Potential for exploration
Recent studies in 2015 and 2016 estimate undiscovered resources of 37.5 billion barrels of oil off the coast of NL. Based on these potential resources, in 2018 the province launched the Advance 2030 plan aiming to nearly triple the province’s oil production to 650,000 barrels per day by 2030.
Building on that, in 2019, the government opened the Carson-Bonnition and Salar Basins for exploration, which are expected to have an additional 3 billion barrels of oil.
The Hebron platform
Source: Offshore magazine
Two large oil spills reported in NL
Offshore oil spills are the biggest concern in offshore oil exploration and production. Oil spills are particularly harmful to marine birds, fish, and shellfish.

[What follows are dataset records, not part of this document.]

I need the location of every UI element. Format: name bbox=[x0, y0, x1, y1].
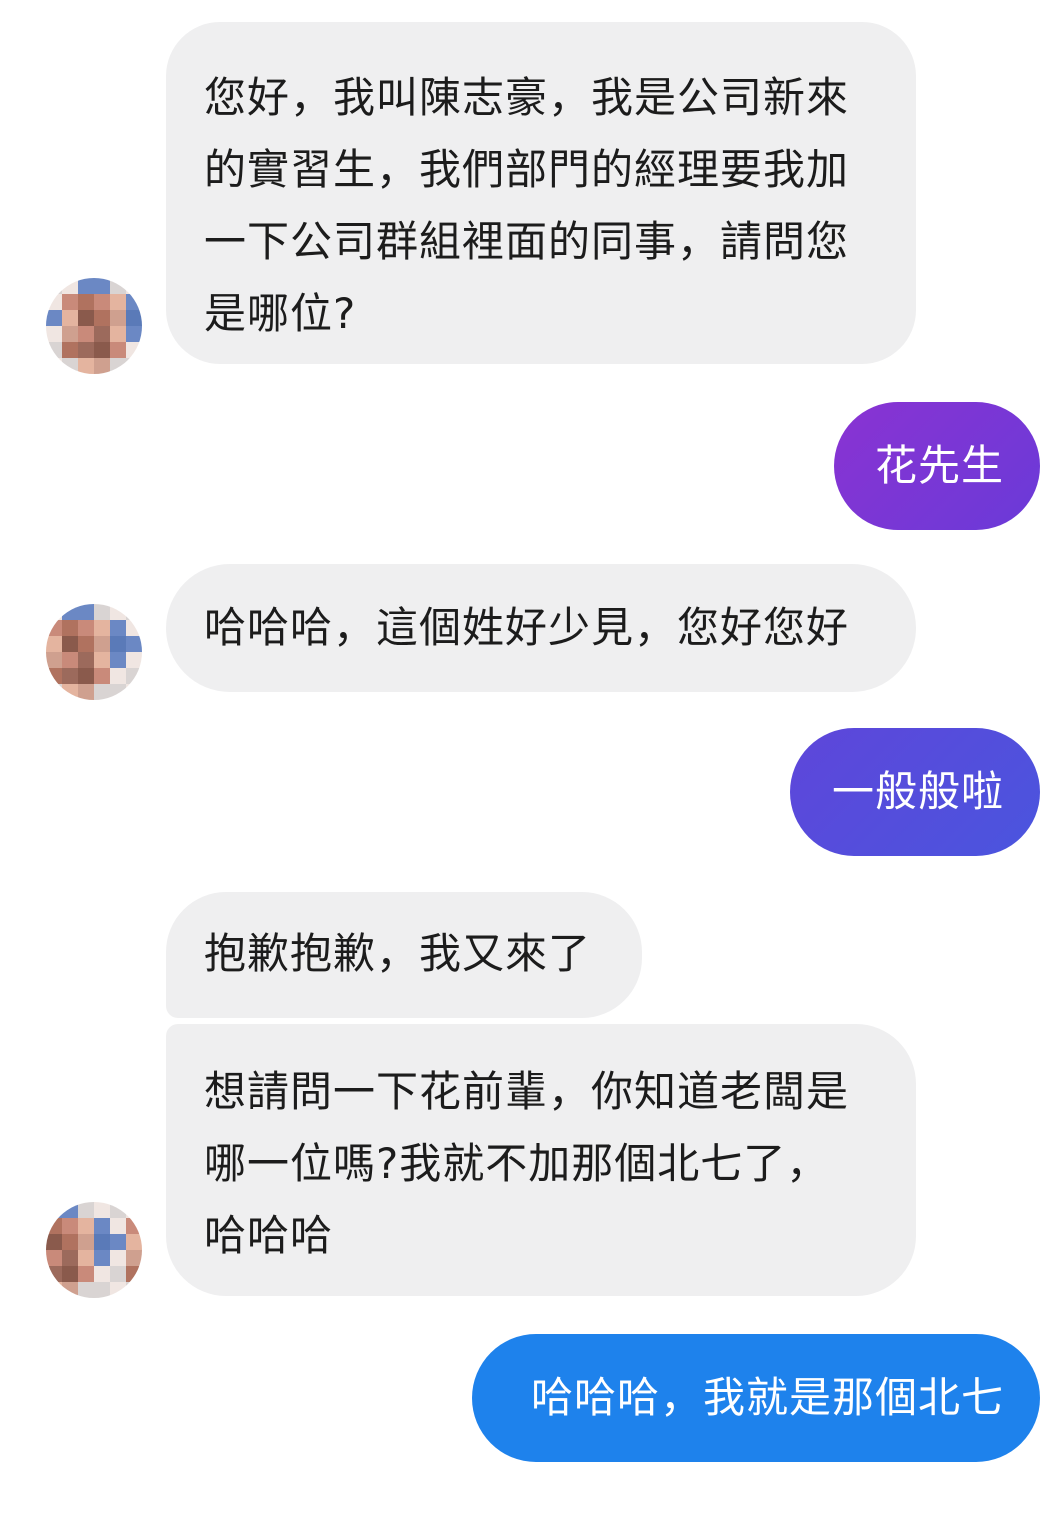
message-text: 一般般啦 bbox=[831, 767, 1004, 816]
incoming-message-bubble[interactable]: 您好，我叫陳志豪，我是公司新來 的實習生，我們部門的經理要我加 一下公司群組裡面… bbox=[166, 22, 916, 364]
outgoing-message-bubble[interactable]: 花先生 bbox=[834, 402, 1040, 530]
outgoing-message-bubble[interactable]: 一般般啦 bbox=[790, 728, 1040, 856]
message-text: 哈哈哈，我就是那個北七 bbox=[530, 1373, 1004, 1422]
chat-thread: 您好，我叫陳志豪，我是公司新來 的實習生，我們部門的經理要我加 一下公司群組裡面… bbox=[0, 0, 1064, 1539]
incoming-message-bubble[interactable]: 抱歉抱歉，我又來了 bbox=[166, 892, 642, 1018]
incoming-message-bubble[interactable]: 想請問一下花前輩，你知道老闆是 哪一位嗎?我就不加那個北七了， 哈哈哈 bbox=[166, 1024, 916, 1296]
message-line: 哈哈哈 bbox=[204, 1211, 334, 1260]
incoming-message-bubble[interactable]: 哈哈哈，這個姓好少見，您好您好 bbox=[166, 564, 916, 692]
message-text: 花先生 bbox=[874, 441, 1004, 490]
message-line: 抱歉抱歉，我又來了 bbox=[204, 929, 592, 978]
message-line: 是哪位? bbox=[204, 289, 357, 338]
message-line: 一下公司群組裡面的同事，請問您 bbox=[204, 217, 850, 266]
contact-avatar-icon[interactable] bbox=[46, 1202, 142, 1298]
contact-avatar-icon[interactable] bbox=[46, 278, 142, 374]
message-line: 的實習生，我們部門的經理要我加 bbox=[204, 145, 850, 194]
outgoing-message-bubble[interactable]: 哈哈哈，我就是那個北七 bbox=[472, 1334, 1040, 1462]
message-line: 想請問一下花前輩，你知道老闆是 bbox=[204, 1067, 850, 1116]
message-line: 哪一位嗎?我就不加那個北七了， bbox=[204, 1139, 830, 1188]
message-line: 您好，我叫陳志豪，我是公司新來 bbox=[204, 73, 850, 122]
message-line: 哈哈哈，這個姓好少見，您好您好 bbox=[204, 603, 850, 652]
contact-avatar-icon[interactable] bbox=[46, 604, 142, 700]
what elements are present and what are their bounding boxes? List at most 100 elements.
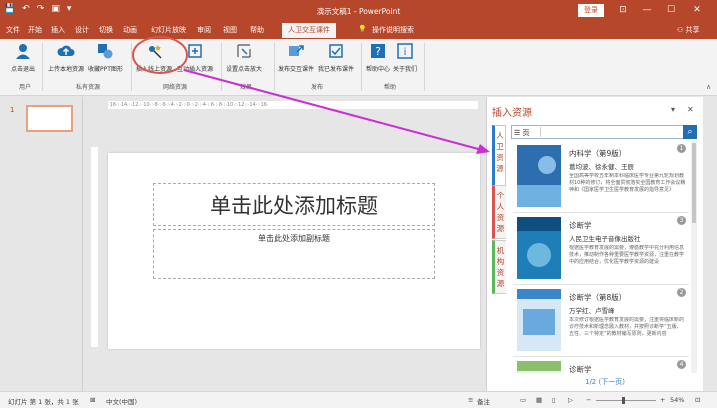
ribbon-display-icon[interactable]: ⊡ [616, 3, 630, 17]
resource-search-input[interactable] [540, 127, 678, 137]
click-zoom-button[interactable]: 设置点击放大 [226, 42, 262, 73]
zoom-out-button[interactable]: − [586, 396, 591, 404]
list-scrollbar[interactable] [691, 141, 697, 373]
list-item[interactable]: 诊断学 人民卫生电子音像出版社 根据医学教育发展的需要，遵循教学中充分利用信息技… [511, 213, 689, 283]
insert-online-label: 插入线上资源 [136, 66, 173, 73]
collapse-ribbon-icon[interactable]: ∧ [706, 83, 711, 91]
list-item[interactable]: 诊断学 4 [511, 357, 689, 373]
panel-options-icon[interactable]: ▾ [671, 105, 675, 114]
slide-thumbnail[interactable] [26, 105, 73, 132]
list-icon: ☰ [514, 129, 523, 137]
resource-list: 内科学（第9版） 葛均波、徐永健、王辰 全国高等学校五年制本科临床医学专业第九轮… [511, 141, 697, 373]
close-button[interactable]: ✕ [690, 3, 704, 17]
restore-button[interactable]: ☐ [664, 3, 678, 17]
tab-review[interactable]: 审阅 [197, 25, 211, 35]
user-icon [14, 42, 32, 60]
share-button[interactable]: ⚇ 共享 [677, 25, 700, 35]
resource-badge: 3 [677, 216, 686, 225]
normal-view-icon[interactable]: ▭ [520, 396, 526, 404]
zoom-in-button[interactable]: + [660, 396, 665, 404]
tab-design[interactable]: 设计 [75, 25, 89, 35]
scrollbar-thumb[interactable] [692, 143, 696, 223]
tab-insert[interactable]: 插入 [51, 25, 65, 35]
tab-animations[interactable]: 动画 [123, 25, 137, 35]
shapes-icon [96, 42, 114, 60]
tab-home[interactable]: 开始 [28, 25, 42, 35]
search-type-select[interactable]: ☰ 页 [514, 128, 530, 138]
tab-transitions[interactable]: 切换 [99, 25, 113, 35]
subtitle-placeholder[interactable]: 单击此处添加副标题 [153, 229, 435, 279]
spell-check-icon[interactable]: ⊠ [90, 396, 95, 404]
share-icon: ⚇ [677, 26, 686, 34]
published-icon [327, 42, 345, 60]
group-private-label: 私有资源 [76, 84, 101, 91]
collect-ppt-button[interactable]: 收藏PPT图形 [88, 42, 123, 73]
resource-name: 诊断学 [569, 221, 592, 230]
my-published-label: 我已发布课件 [318, 66, 355, 73]
about-us-label: 关于我们 [393, 66, 418, 73]
help-center-button[interactable]: ? 帮助中心 [366, 42, 390, 73]
book-cover [517, 217, 561, 279]
upload-local-button[interactable]: 上传本地资源 [48, 42, 84, 73]
ribbon: 点击退出 用户 上传本地资源 收藏PPT图形 私有资源 插入线上资源 互动插入资… [0, 39, 717, 96]
slide-sorter-icon[interactable]: ▦ [536, 396, 542, 404]
resource-badge: 4 [677, 360, 686, 369]
group-separator [131, 43, 132, 91]
resource-description: 根据医学教育发展的需要，遵循教学中充分利用信息技术，推动制作各种重要医学教学资源… [569, 245, 685, 265]
tab-help[interactable]: 帮助 [250, 25, 264, 35]
group-network-label: 网络资源 [163, 84, 188, 91]
interactive-insert-button[interactable]: 互动插入资源 [177, 42, 213, 73]
tab-renwei-courseware[interactable]: 人卫交互课件 [282, 23, 336, 38]
help-center-label: 帮助中心 [366, 66, 391, 73]
minimize-button[interactable]: — [640, 3, 654, 17]
svg-text:?: ? [375, 45, 381, 58]
title-placeholder[interactable]: 单击此处添加标题 [153, 183, 435, 226]
about-icon: i [396, 42, 414, 60]
resource-badge: 2 [677, 288, 686, 297]
publish-courseware-button[interactable]: 发布交互课件 [278, 42, 314, 73]
collect-ppt-label: 收藏PPT图形 [88, 66, 123, 73]
slide-canvas[interactable]: 单击此处添加标题 单击此处添加副标题 [108, 153, 480, 349]
group-user-label: 用户 [19, 84, 32, 91]
group-help-label: 帮助 [384, 84, 397, 91]
tab-view[interactable]: 视图 [223, 25, 237, 35]
list-item[interactable]: 诊断学（第8版） 万学红、卢雪峰 本次修订根据医学教育发展的需要，注重将临床新的… [511, 285, 689, 355]
tab-personal-resources[interactable]: 个人资源 [492, 185, 506, 239]
group-effect-label: 效果 [240, 84, 253, 91]
tab-slideshow[interactable]: 幻灯片放映 [151, 25, 186, 35]
list-item[interactable]: 内科学（第9版） 葛均波、徐永健、王辰 全国高等学校五年制本科临床医学专业第九轮… [511, 141, 689, 211]
my-published-button[interactable]: 我已发布课件 [318, 42, 354, 73]
pagination[interactable]: 1/2 (下一页) [585, 377, 625, 387]
logout-button[interactable]: 点击退出 [11, 42, 35, 73]
window-title: 演示文稿1 - PowerPoint [316, 7, 401, 16]
language-status[interactable]: 中文(中国) [106, 396, 137, 406]
book-cover [517, 289, 561, 351]
group-publish-label: 发布 [311, 84, 324, 91]
zoom-level[interactable]: 54% [670, 396, 684, 404]
slideshow-icon[interactable]: ▷ [568, 396, 573, 404]
fit-slide-icon[interactable]: ⊡ [695, 396, 700, 404]
tab-institution-resources[interactable]: 机构资源 [492, 240, 506, 294]
login-button[interactable]: 登录 [578, 4, 604, 17]
panel-close-icon[interactable]: ✕ [687, 105, 694, 114]
zoom-slider[interactable] [596, 400, 656, 401]
insert-online-icon [145, 42, 163, 60]
group-separator [42, 43, 43, 91]
slide-editor: ·16·:·14·:·12·:·10·:·8·:·6·:·4·:·2·:·0·:… [84, 97, 485, 391]
tab-renwei-resources[interactable]: 人卫资源 [492, 125, 506, 187]
group-separator [424, 43, 425, 91]
insert-online-button[interactable]: 插入线上资源 [136, 42, 172, 73]
resource-name: 诊断学 [569, 365, 592, 373]
resource-name: 内科学（第9版） [569, 149, 627, 158]
cloud-upload-icon [57, 42, 75, 60]
resource-description: 全国高等学校五年制本科临床医学专业第九轮规划教材10种的修订，将全面贯彻落实全国… [569, 173, 686, 193]
search-button[interactable]: ⌕ [683, 125, 697, 139]
tab-file[interactable]: 文件 [6, 25, 20, 35]
reading-view-icon[interactable]: ▯ [552, 396, 556, 404]
vertical-ruler [91, 147, 98, 347]
zoom-click-icon [235, 42, 253, 60]
notes-button[interactable]: 备注 [477, 396, 490, 406]
zoom-slider-thumb[interactable] [622, 397, 625, 404]
about-us-button[interactable]: i 关于我们 [393, 42, 417, 73]
tell-me-search[interactable]: 操作说明搜索 [372, 25, 414, 35]
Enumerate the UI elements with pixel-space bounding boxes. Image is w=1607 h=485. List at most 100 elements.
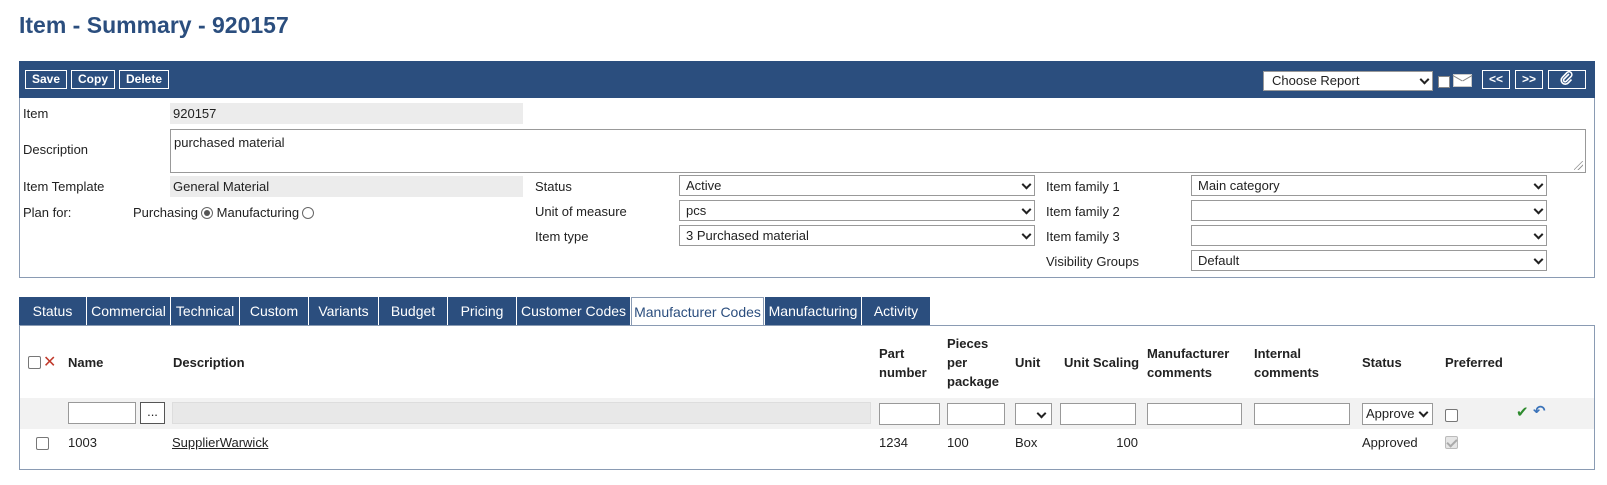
- tab-manufacturer-codes[interactable]: Manufacturer Codes: [631, 297, 764, 326]
- status-filter-value: Approve: [1366, 406, 1415, 421]
- row-description-link[interactable]: SupplierWarwick: [172, 435, 268, 450]
- header-internal-comments: Internal comments: [1254, 346, 1320, 380]
- manufacturing-radio[interactable]: [302, 207, 315, 219]
- paperclip-icon: [1560, 70, 1573, 85]
- unit-select[interactable]: [1015, 403, 1052, 425]
- item-family-1-select[interactable]: Main category: [1191, 175, 1547, 196]
- resize-grip-icon[interactable]: [1574, 161, 1583, 170]
- pieces-per-package-input[interactable]: [947, 403, 1005, 425]
- status-select[interactable]: Active: [679, 175, 1035, 196]
- delete-button[interactable]: Delete: [119, 70, 170, 89]
- lookup-button[interactable]: ...: [140, 402, 165, 424]
- chevron-down-icon: [1533, 179, 1544, 190]
- copy-button[interactable]: Copy: [71, 70, 115, 89]
- tab-activity[interactable]: Activity: [862, 297, 930, 325]
- manufacturer-codes-grid: ✕ Name Description Part number Pieces pe…: [19, 325, 1595, 470]
- visibility-groups-value: Default: [1198, 253, 1240, 268]
- chevron-down-icon: [1418, 407, 1429, 418]
- row-preferred-checkbox: [1445, 436, 1458, 449]
- status-filter-select[interactable]: Approve: [1362, 403, 1433, 425]
- previous-record-button[interactable]: <<: [1482, 70, 1510, 89]
- preferred-filter-checkbox[interactable]: [1445, 409, 1458, 422]
- new-row-editor: ... Approve ✔ ↶: [20, 398, 1594, 429]
- row-checkbox[interactable]: [36, 437, 49, 450]
- tab-custom[interactable]: Custom: [240, 297, 308, 325]
- next-record-button[interactable]: >>: [1515, 70, 1543, 89]
- tab-variants[interactable]: Variants: [309, 297, 378, 325]
- header-preferred: Preferred: [1445, 355, 1503, 370]
- manufacturer-comments-input[interactable]: [1147, 403, 1242, 425]
- item-family-2-select[interactable]: [1191, 200, 1547, 221]
- chevron-down-icon: [1533, 254, 1544, 265]
- tab-technical[interactable]: Technical: [171, 297, 239, 325]
- tab-customer-codes[interactable]: Customer Codes: [517, 297, 630, 325]
- chevron-down-icon: [1021, 179, 1032, 190]
- tab-budget[interactable]: Budget: [379, 297, 447, 325]
- purchasing-label: Purchasing: [133, 205, 199, 220]
- chevron-down-icon: [1533, 204, 1544, 215]
- chevron-down-icon: [1533, 229, 1544, 240]
- unit-of-measure-label: Unit of measure: [535, 204, 627, 219]
- plan-for-options: Purchasing Manufacturing: [133, 205, 315, 220]
- item-type-label: Item type: [535, 229, 589, 244]
- plan-for-label: Plan for:: [23, 205, 72, 220]
- row-unit: Box: [1015, 435, 1038, 450]
- header-part-number: Part number: [879, 346, 927, 380]
- chevron-down-icon: [1419, 74, 1430, 85]
- row-status: Approved: [1362, 435, 1418, 450]
- name-filter-input[interactable]: [68, 402, 136, 424]
- visibility-groups-label: Visibility Groups: [1046, 254, 1139, 269]
- item-family-1-label: Item family 1: [1046, 179, 1120, 194]
- description-filter-field: [172, 402, 871, 424]
- item-form: Item 920157 Description purchased materi…: [19, 98, 1595, 278]
- choose-report-value: Choose Report: [1272, 73, 1360, 88]
- header-unit-scaling: Unit Scaling: [1064, 355, 1140, 370]
- visibility-groups-select[interactable]: Default: [1191, 250, 1547, 271]
- select-all-checkbox[interactable]: [28, 356, 41, 369]
- item-type-value: 3 Purchased material: [686, 228, 809, 243]
- item-template-label: Item Template: [23, 179, 105, 194]
- item-family-2-label: Item family 2: [1046, 204, 1120, 219]
- internal-comments-input[interactable]: [1254, 403, 1350, 425]
- header-unit: Unit: [1015, 355, 1041, 370]
- description-textarea[interactable]: purchased material: [170, 129, 1586, 173]
- description-label: Description: [23, 142, 89, 157]
- header-status: Status: [1362, 355, 1402, 370]
- choose-report-select[interactable]: Choose Report: [1263, 71, 1433, 91]
- tab-commercial[interactable]: Commercial: [87, 297, 170, 325]
- status-label: Status: [535, 179, 572, 194]
- purchasing-radio[interactable]: [201, 207, 214, 219]
- unit-of-measure-select[interactable]: pcs: [679, 200, 1035, 221]
- page-title: Item - Summary - 920157: [19, 12, 289, 38]
- toolbar: Save Copy Delete Choose Report << >>: [19, 61, 1595, 98]
- save-button[interactable]: Save: [25, 70, 68, 89]
- report-checkbox[interactable]: [1438, 76, 1450, 88]
- row-pieces-per-package: 100: [947, 435, 969, 450]
- unit-scaling-input[interactable]: [1060, 403, 1136, 425]
- part-number-input[interactable]: [879, 403, 940, 425]
- tab-manufacturing[interactable]: Manufacturing: [765, 297, 861, 325]
- item-family-1-value: Main category: [1198, 178, 1280, 193]
- envelope-icon[interactable]: [1453, 74, 1472, 87]
- item-type-select[interactable]: 3 Purchased material: [679, 225, 1035, 246]
- manufacturing-label: Manufacturing: [216, 205, 300, 220]
- row-name: 1003: [68, 435, 97, 450]
- header-pieces-per-package: Pieces per package: [947, 336, 1000, 389]
- header-name: Name: [68, 355, 104, 370]
- header-description: Description: [173, 355, 245, 370]
- status-value: Active: [686, 178, 722, 193]
- confirm-check-icon[interactable]: ✔: [1516, 403, 1529, 421]
- delete-x-icon[interactable]: ✕: [43, 355, 56, 371]
- chevron-down-icon: [1021, 229, 1032, 240]
- tab-pricing[interactable]: Pricing: [448, 297, 516, 325]
- undo-icon[interactable]: ↶: [1533, 402, 1546, 420]
- unit-of-measure-value: pcs: [686, 203, 707, 218]
- tab-status[interactable]: Status: [19, 297, 86, 325]
- item-template-field: General Material: [170, 176, 523, 197]
- row-unit-scaling: 100: [1116, 435, 1138, 450]
- attach-button[interactable]: [1548, 70, 1586, 89]
- item-family-3-select[interactable]: [1191, 225, 1547, 246]
- description-text: purchased material: [174, 135, 285, 150]
- chevron-down-icon: [1036, 408, 1047, 419]
- row-part-number: 1234: [879, 435, 908, 450]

The prevention of oil spills in the region is critical, as its offshore platforms are located in the vicinity of NL’s Grand Banks, which are home to the depleted yet legendary fisheries that fueled the region’s economic growth for centuries. Part of what makes the Grand Banks region uniquely biodiverse and sensitive to disturbance is that it exists at the nexus of two major ocean currents – the southerly flowing Labrador Current and the northerly Gulf Stream.
The Canada-Newfoundland and Labrador Offshore Petroleum Board, the government regulator, is responsible for monitoring spill cleanups by industry.
Two large oil spills, in 2004 and 2018, have been reported in NL to date. In 2004, a 165,000 litre oil spill from the Terra Nova platform is believed to have killed 10,000 seabirds. The wildlife impacts of Canada’s second major oil spill, the 250,000-litre spill from the West White Rose Project platform SeaRose in November 2018 are not yet known.
Elsewhere in the world, the two largest offshore oil spills reported to date were the Deepwater Horizon oil spill (2010), with an estimated 5 million barrels of oil released, and the Ixtoc 1 Oil Spill (1979), which saw the release of 3.4 million barrels. Both oil spills occurred in the Gulf of Mexico.
In general, oil platforms themselves produce significant amounts of greenhouse gases (GHGs), as they are powered by combustion equipment and burn, or “flare”, the excess natural gas produced from the wells. Even accounting for flaring, emissions from NL’s offshore production are far lower than the oil sands, averaging 18 kg of carbon dioxide per barrel compared to 44.
In 2017, the GHG emissions from offshore oil production in NL were 1.8 Mt CO2e (million tonnes of CO2 equivalent), approximately 1% of Canada’s oil and gas industry emissions.